Hi Tim - just my thoughts, but I do think they were made, just not nearly as many as brass mounted guns, based on what has survived. There are a few that could fall into that period, such as the Old Holston Gun, and have seen others, but there is just no way of definitively dating them. I keep hoping though and I think someday we will find an example.
I remember passing on a very early iron mounted smoothbore a few years ago - and I know some of the folks on this thread saw it at Friendship as well. A long round thin barrel that looked restocked from an early fowler, a walnut stock with the forend replaced, a wrap over iron buttplate ala Chuck Edwards style, a nicely made but plain iron rifle style guard that looked a little too plain to be European, and American longrifle architecture with a cheekpiece, etc. And a big early style Germanic lock that looked to be about 1750-60s era. Front and rear sights as I recall. I did not know for sure what I was looking at - a plain German gun? Or another one of those American "maybe" pre-Rev iron mounted guns? Just hard to say. Sure wish I could get another look at that gun now....

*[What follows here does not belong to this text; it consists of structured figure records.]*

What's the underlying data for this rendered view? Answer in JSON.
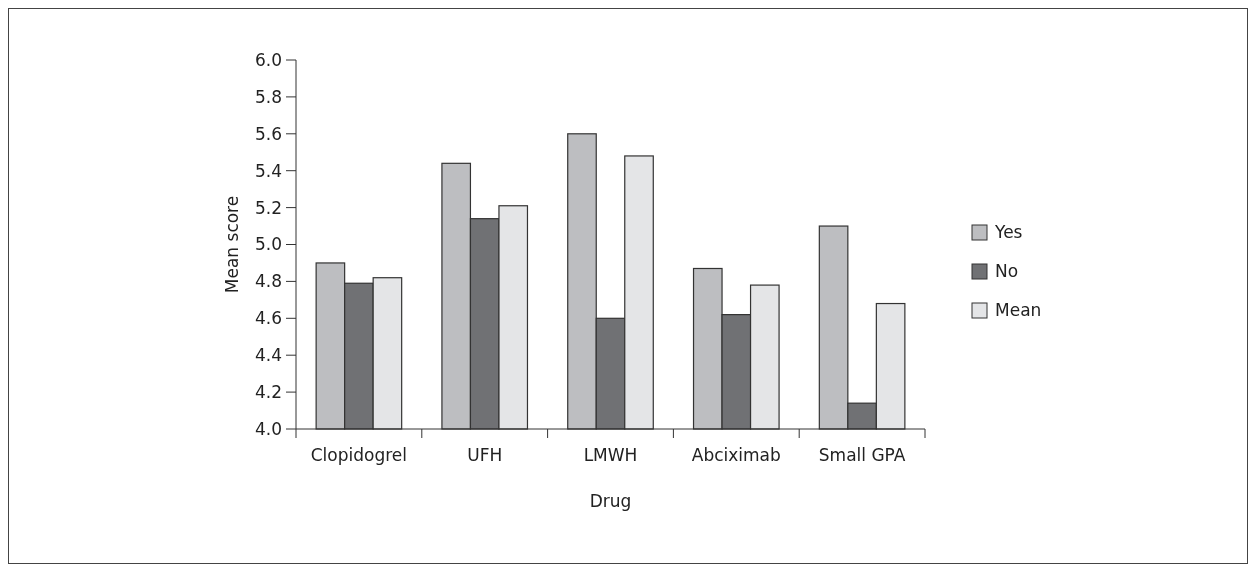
{
  "chart_data": {
    "type": "bar",
    "xlabel": "Drug",
    "ylabel": "Mean score",
    "categories": [
      "Clopidogrel",
      "UFH",
      "LMWH",
      "Abciximab",
      "Small GPA"
    ],
    "series": [
      {
        "name": "Yes",
        "color": "#bdbec1",
        "values": [
          4.9,
          5.44,
          5.6,
          4.87,
          5.1
        ]
      },
      {
        "name": "No",
        "color": "#707174",
        "values": [
          4.79,
          5.14,
          4.6,
          4.62,
          4.14
        ]
      },
      {
        "name": "Mean",
        "color": "#e4e5e7",
        "values": [
          4.82,
          5.21,
          5.48,
          4.78,
          4.68
        ]
      }
    ],
    "ylim": [
      4.0,
      6.0
    ],
    "yticks": [
      {
        "value": 4.0,
        "label": "4.0"
      },
      {
        "value": 4.2,
        "label": "4.2"
      },
      {
        "value": 4.4,
        "label": "4.4"
      },
      {
        "value": 4.6,
        "label": "4.6"
      },
      {
        "value": 4.8,
        "label": "4.8"
      },
      {
        "value": 5.0,
        "label": "5.0"
      },
      {
        "value": 5.2,
        "label": "5.2"
      },
      {
        "value": 5.4,
        "label": "5.4"
      },
      {
        "value": 5.6,
        "label": "5.6"
      },
      {
        "value": 5.8,
        "label": "5.8"
      },
      {
        "value": 6.0,
        "label": "6.0"
      }
    ],
    "grid": false,
    "legend": "right"
  }
}
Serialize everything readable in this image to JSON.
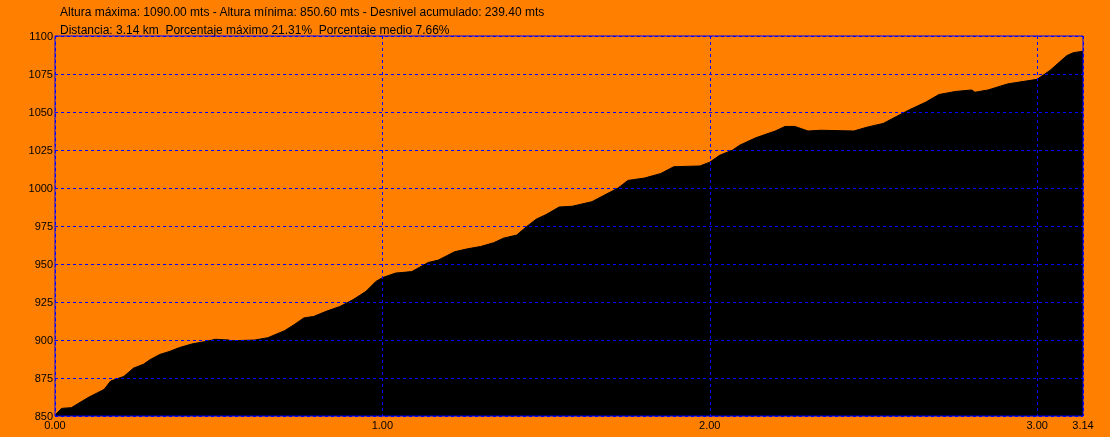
{
  "chart_data": {
    "type": "area",
    "title": "Altura máxima: 1090.00 mts - Altura mínima: 850.60 mts - Desnivel acumulado: 239.40 mts",
    "subtitle": "Distancia: 3.14 km  Porcentaje máximo 21.31%  Porcentaje medio 7.66%",
    "x": [
      0,
      0.02,
      0.05,
      0.1,
      0.15,
      0.17,
      0.21,
      0.24,
      0.27,
      0.29,
      0.32,
      0.35,
      0.38,
      0.42,
      0.46,
      0.49,
      0.53,
      0.54,
      0.61,
      0.65,
      0.7,
      0.73,
      0.76,
      0.79,
      0.83,
      0.87,
      0.91,
      0.95,
      0.98,
      1.0,
      1.02,
      1.04,
      1.09,
      1.14,
      1.17,
      1.22,
      1.26,
      1.3,
      1.34,
      1.37,
      1.41,
      1.44,
      1.47,
      1.5,
      1.54,
      1.58,
      1.64,
      1.68,
      1.72,
      1.75,
      1.8,
      1.85,
      1.89,
      1.97,
      2.0,
      2.03,
      2.07,
      2.09,
      2.14,
      2.2,
      2.23,
      2.26,
      2.3,
      2.34,
      2.44,
      2.48,
      2.53,
      2.57,
      2.61,
      2.66,
      2.7,
      2.75,
      2.8,
      2.81,
      2.85,
      2.91,
      2.97,
      3.0,
      3.04,
      3.09,
      3.11,
      3.14
    ],
    "values": [
      850.6,
      855,
      855.5,
      862,
      867.5,
      873,
      876,
      881.5,
      884,
      887,
      890.5,
      892.5,
      895,
      897.5,
      899,
      900.5,
      900,
      899.5,
      900,
      901.5,
      906,
      910,
      914.5,
      915.5,
      919,
      922,
      926.5,
      932,
      938.5,
      941,
      942.5,
      944,
      945,
      951,
      952.5,
      958,
      960,
      961.5,
      964,
      967,
      969,
      974.5,
      979.5,
      982.5,
      987.5,
      988,
      991,
      995.5,
      1000,
      1005,
      1006.5,
      1009.5,
      1014,
      1014.5,
      1017,
      1021.5,
      1025,
      1028,
      1033,
      1037.5,
      1040.5,
      1040.5,
      1037.5,
      1038,
      1037.5,
      1040,
      1042.5,
      1047,
      1051.5,
      1056.5,
      1061.5,
      1063.5,
      1064.5,
      1063,
      1064.5,
      1068.5,
      1070.5,
      1071.5,
      1077.5,
      1087,
      1089,
      1090
    ],
    "color": "#000000",
    "xlim": [
      0,
      3.14
    ],
    "ylim": [
      850,
      1100
    ],
    "xticks": [
      {
        "value": 0,
        "label": "0.00"
      },
      {
        "value": 1,
        "label": "1.00"
      },
      {
        "value": 2,
        "label": "2.00"
      },
      {
        "value": 3,
        "label": "3.00"
      },
      {
        "value": 3.14,
        "label": "3.14"
      }
    ],
    "yticks": [
      850,
      875,
      900,
      925,
      950,
      975,
      1000,
      1025,
      1050,
      1075,
      1100
    ],
    "grid": true
  }
}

The surviving iron mounted guns seem to mostly correlate with the production of iron in the southern Appalchians from a timing standpoint - you really see them beginning to turn up in appreciable numbers by the 1790s, more even from a decade later, and by the time you reach 1820-30 there were lots of them. Of course, logic would also dictate that the survival rates of any guns, iron or brass, decrease the farther back you go as well. So whether the increase in number of iron mounts from the post 1790 period is directly attributable to the availability of locally made iron, or just attrition making fewer of them available form the farther you go back in that period we don't know. They were making iron in other places even earlier, over near the coast, but we don't see the iron mounted rifles becoming popular in those other regions.
My thoughts are that the higher number of them turning up in the southern Appalachians/backcountry post-1790 was that it grew out of necessity and turned into a style preference, due to (1) the relative isolation of the frontier and (2) the later production of iron. Iron was what was available there, perhaps beginning with reforging out old parts or tools to make gun mounts, or maybe just more effcient if you were making relatively few guns, and later developed into more of a regional style preference as the local iron production started up in the southern backcountry. Whereas folks close to the coast would have more ready access to brass. I might be totally wrong though.
So if you want to use an iron mounted gun for pre-1775, I have no problem accepting it as plausible, for example - someone settled in what is now East Tennessee in the late 1760s-early 1770s. Heck, when it boils down to it, the number of surviving rifles of any kind for which we know an absolute date is a pretty small proportion. I would keep the style of the mounts close to the brass mounts of the period though, and simplify them and everything on the gun a bit. This just based on rare instances from later pieces where we get to see brass and iron examples by the same gunsmith.